Now, heaven forbid I let it rest at just that.
Given the scalability and cost challenges associated with producing viral vectors today, I took the liberty (for better or, most likely, for worse) of (very loosely) translating this information into a Shakespearean sonnet. If you’re an NFT aficionado, please note that I do accept personal checks — and apparently, poets are capable of making quite a living on NFT poems these days. It’s always good to have goals.
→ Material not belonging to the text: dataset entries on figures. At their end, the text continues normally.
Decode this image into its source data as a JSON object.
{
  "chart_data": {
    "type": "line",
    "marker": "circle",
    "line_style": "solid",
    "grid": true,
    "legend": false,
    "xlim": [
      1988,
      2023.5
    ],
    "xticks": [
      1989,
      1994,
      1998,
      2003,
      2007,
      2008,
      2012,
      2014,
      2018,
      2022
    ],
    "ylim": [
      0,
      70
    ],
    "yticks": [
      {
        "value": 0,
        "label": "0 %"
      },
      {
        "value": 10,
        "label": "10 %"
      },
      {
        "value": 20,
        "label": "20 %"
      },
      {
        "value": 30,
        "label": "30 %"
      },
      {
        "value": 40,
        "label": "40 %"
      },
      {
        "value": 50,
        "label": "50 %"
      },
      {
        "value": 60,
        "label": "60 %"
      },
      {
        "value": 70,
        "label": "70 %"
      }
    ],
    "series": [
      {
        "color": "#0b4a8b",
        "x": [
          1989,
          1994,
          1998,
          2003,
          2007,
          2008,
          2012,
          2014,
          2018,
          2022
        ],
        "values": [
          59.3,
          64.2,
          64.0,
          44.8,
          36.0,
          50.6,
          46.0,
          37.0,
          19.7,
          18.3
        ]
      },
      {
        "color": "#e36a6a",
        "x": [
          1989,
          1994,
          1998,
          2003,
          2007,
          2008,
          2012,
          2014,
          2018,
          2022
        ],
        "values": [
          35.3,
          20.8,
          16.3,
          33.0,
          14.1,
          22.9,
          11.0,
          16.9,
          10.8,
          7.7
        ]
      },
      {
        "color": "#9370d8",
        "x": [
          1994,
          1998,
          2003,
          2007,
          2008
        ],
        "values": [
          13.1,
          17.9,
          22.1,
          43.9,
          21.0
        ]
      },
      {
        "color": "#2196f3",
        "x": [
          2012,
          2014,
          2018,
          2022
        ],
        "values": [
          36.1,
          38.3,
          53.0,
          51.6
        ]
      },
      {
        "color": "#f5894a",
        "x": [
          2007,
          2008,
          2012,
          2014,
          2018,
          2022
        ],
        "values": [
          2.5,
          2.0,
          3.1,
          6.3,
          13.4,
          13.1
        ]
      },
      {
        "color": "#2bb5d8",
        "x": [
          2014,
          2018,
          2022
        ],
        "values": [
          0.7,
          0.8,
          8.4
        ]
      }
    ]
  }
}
To My Darling Lentiviral Vector: A Practical Love Poem
If I could, I’d ply you with wine and steak;
there’d be bed upon bed to rest your head
and as many plasmids as it would take
for you to feel fully completed.
Though my generosity knows no bounds,
my millions of dollars are too meager
to treat you like you’re wearing a crown.
There’s a future for which I’m all too eager
where you won’t eat me out of house and home
& James Bond is just wrong on “shaken-not-
stirred;” our future is STRs, less “Rom-
ancing the Stone.” Your stinginess isn’t hot;
For any hope that our love will survive
I need you to not be so one of a kind.